Ainsi, cette nouvelle exposition au musée Maillol est un pas supplémentaire dans l’adoption de Geluck par le monde de l’art. Celle-ci ne se fait pourtant pas sans réticence : l’humoriste n’a pas pu entrer à la galerie Lelong comme il l’aurait souhaité, malgré la recommandation d’Ernest Pignon-Ernest. Et l’ouverture prochaine de son propre musée à Bruxelles a soulevé de retentissantes polémiques. (Philippe Kaenel en a fort bien analysé les ressorts dans sa communication sur Geluck et « la question de l’auto-institutionnalisation » présentée le 21 novembre dernier à l’Université libre de Bruxelles, dans le cadre du colloque « Bande dessinée et Beaux-Arts : patrimoines croisés ».)

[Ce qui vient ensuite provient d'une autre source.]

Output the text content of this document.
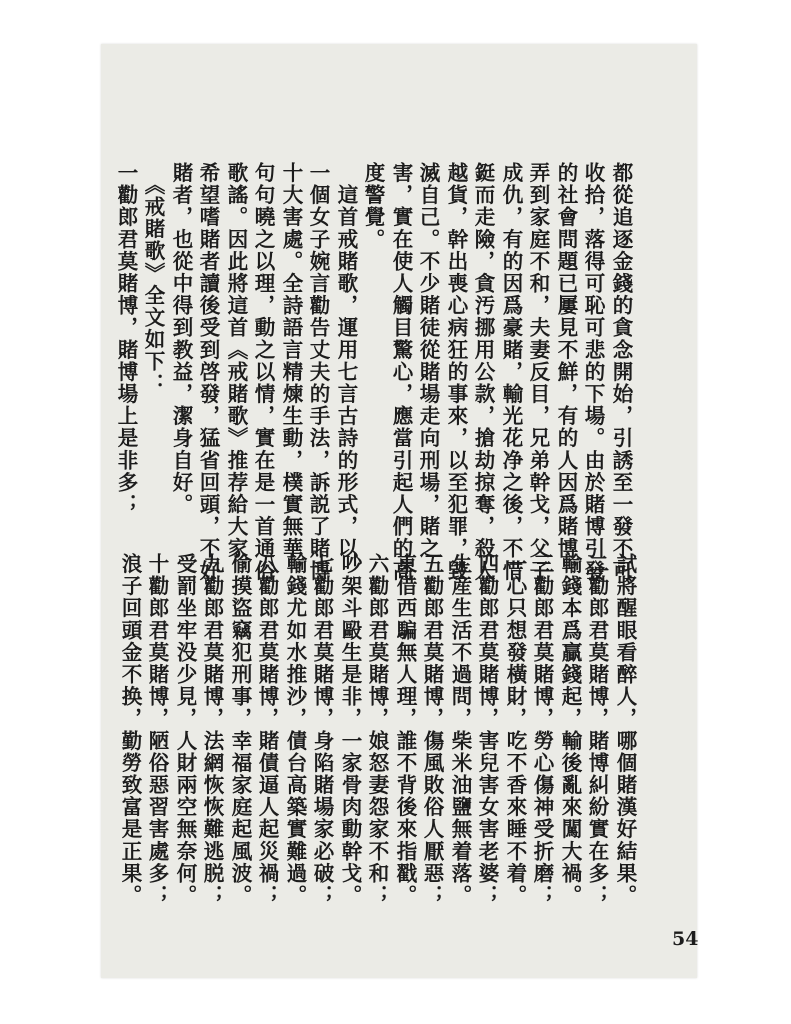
都從追逐金錢的貪念開始，引誘至一發不可
收拾，落得可恥可悲的下場。由於賭博引發
的社會問題已屢見不鮮，有的人因爲賭博，
弄到家庭不和，夫妻反目，兄弟幹戈，父子
成仇，有的因爲豪賭，輸光花净之後，不惜
鋌而走險，貪汚挪用公款，搶劫掠奪，殺人
越貨，幹出喪心病狂的事來，以至犯罪，毀
滅自己。不少賭徒從賭場走向刑場，賭之
害，實在使人觸目驚心，應當引起人們的高
度警覺。
　這首戒賭歌，運用七言古詩的形式，以
一個女子婉言勸告丈夫的手法，訴説了賭博
十大害處。全詩語言精煉生動，樸實無華，
句句曉之以理，動之以情，實在是一首通俗
歌謠。因此將這首《戒賭歌》推荐給大家，
希望嗜賭者讀後受到啓發，猛省回頭，不好
賭者，也從中得到教益，潔身自好。
　《戒賭歌》全文如下：
一勸郎君莫賭博，賭博場上是非多；
試將醒眼看醉人，哪個賭漢好結果。
二勸郎君莫賭博，賭博糾紛實在多；
輸錢本爲贏錢起，輸後亂來闖大禍。
三勸郎君莫賭博，勞心傷神受折磨；
一心只想發橫財，吃不香來睡不着。
四勸郎君莫賭博，害兒害女害老婆；
生産生活不過問，柴米油鹽無着落。
五勸郎君莫賭博，傷風敗俗人厭惡；
東借西騙無人理，誰不背後來指戳。
六勸郎君莫賭博，娘怒妻怨家不和；
吵架斗毆生是非，一家骨肉動幹戈。
七勸郎君莫賭博，身陷賭場家必破；
輸錢尤如水推沙，債台高築實難過。
八勸郎君莫賭博，賭債逼人起災禍；
偷摸盜竊犯刑事，幸福家庭起風波。
九勸郎君莫賭博，法網恢恢難逃脱；
受罰坐牢没少見，人財兩空無奈何。
十勸郎君莫賭博，陋俗惡習害處多；
浪子回頭金不换，勤勞致富是正果。
54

Geluck est donc insituable. À ne considérer que son œuvre dessinée, on constate qu’il travaille indifféremment dans trois formats qui, habituellement, ne se mélangent pas : le dessin d’humour (cartoon), le strip et la planche, tous trois cohabitant, en proportions variables, dans ses albums. Même le concept de son « Chat cartoon museum » (actuellement en construction au Mont des Arts) est hybride, composite. Une première partie sera dédiée au Chat et plus largement à l’œuvre de Geluck, une deuxième aux maîtres du dessin d’humour (tels Sempé, Chaval, Steinberg ou Gary Larson) et la dernière « proposera aux visiteurs amoureux des chats des expositions temporaires consacrées à cet animal ». Ce troisième volet est, il faut le dire, plutôt déconcertant ; il semble viser à attirer aussi le public qui raffole des « LOLcats » (on dénombre plus de 2 millions de vidéos de chats sur Youtube, qui cumulent 26 milliards de vues).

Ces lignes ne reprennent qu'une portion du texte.